BahrainMiddle East

Bahrainis repeat call for Sheikh Salman’s release

Bahrainis have taken to the streets to denounce the continued detention of prominent Shia cleric Sheikh Ali Salman and call for his immediate release.

The Arabic-language Bahrain Mirror news website reported that Bahrainis staged several protests across the country on the sixth anniversary of Sheikh Salman’s arrest on Monday.

Carrying photos of Sheikh Salman, the protesters chanted slogans calling for his release.

Sheikh Salman, the secretary general of Bahrain’s main opposition bloc, al-Wefaq, was arrested on December 28, 2014 on charges of attempting to overthrow the Manama regime and collaborating with foreign powers.

He has denied the allegations, saying he has been seeking reforms in the country through peaceful means.

In June 2015, a Bahraini court sentenced him to four years in prison on charges such as insulting the Bahraini Interior Ministry and inciting others to break the law. He was acquitted of seeking regime change.

The Supreme Court of Appeal increased Sheikh Salman’s prison sentence from four to nine years in May 2016.

A few months after Bahrain cut its diplomatic ties with Qatar in June 2017, new charges were leveled against Sheikh Salman.

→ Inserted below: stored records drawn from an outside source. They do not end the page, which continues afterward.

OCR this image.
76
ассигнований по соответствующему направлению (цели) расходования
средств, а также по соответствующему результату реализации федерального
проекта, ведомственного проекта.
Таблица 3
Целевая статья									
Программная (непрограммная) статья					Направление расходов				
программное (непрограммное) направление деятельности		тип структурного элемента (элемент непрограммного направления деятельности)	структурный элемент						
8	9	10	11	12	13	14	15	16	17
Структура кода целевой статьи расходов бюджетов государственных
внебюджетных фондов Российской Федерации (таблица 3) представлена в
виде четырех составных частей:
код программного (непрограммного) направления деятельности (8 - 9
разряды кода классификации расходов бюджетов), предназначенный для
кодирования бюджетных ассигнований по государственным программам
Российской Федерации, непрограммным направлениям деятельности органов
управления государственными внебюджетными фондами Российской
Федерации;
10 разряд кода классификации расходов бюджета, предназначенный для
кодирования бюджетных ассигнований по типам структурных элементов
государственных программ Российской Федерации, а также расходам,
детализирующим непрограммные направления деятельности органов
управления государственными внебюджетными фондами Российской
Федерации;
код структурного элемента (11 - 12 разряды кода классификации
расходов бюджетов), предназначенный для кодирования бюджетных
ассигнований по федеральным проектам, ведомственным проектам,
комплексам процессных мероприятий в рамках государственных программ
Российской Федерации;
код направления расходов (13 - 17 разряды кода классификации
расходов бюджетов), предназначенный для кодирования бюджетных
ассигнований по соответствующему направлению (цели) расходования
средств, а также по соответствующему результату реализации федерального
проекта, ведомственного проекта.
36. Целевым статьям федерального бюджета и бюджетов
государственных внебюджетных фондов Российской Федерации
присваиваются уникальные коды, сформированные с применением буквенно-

In November 2017, Sheikh Salman and two of his colleagues, Hassan Sultan and Ali al-Aswad, were charged with “spying on behalf of a foreign country… with the aim of carrying out subversive acts against Bahrain and harming its national interests.”

In June 2018, a Bahraini court acquitted the trio of all the charges against them with regard to alleged espionage for Qatar.

But an appellate court overturned the acquittal of the three and sentenced Salman to life in prison in November 2018.

Sheikh Salman was convicted of “communicating with Qatari officials… to overthrow constitutional order,” a ruling rights groups have denounced as a travesty of justice.

In January 2019, Bahrain’s highest court upheld the life sentence against Sheikh Salman and the two other opposition leaders on charges of spying for Qatar.

Qatar, currently embroiled in a rift with Saudi Arabia and its Persian Gulf allies, has categorically denied accusations of conspiring with Sheikh Salman against Bahrain.

Human rights groups have frequently said cases against activists in Bahrain fail to meet the fundamental requirements of fair trials.

Since mid-February 2011, Bahrain, an ally of the US in the Persian Gulf region, has been witnessing protests demanding that the ruling family relinquish power.

The Al Khalifah regime has brutally cracked down on dissent and engaged in widespread discrimination against the country’s Shia majority. Scores of people have been killed and hundreds of others injured or arrested in the island country.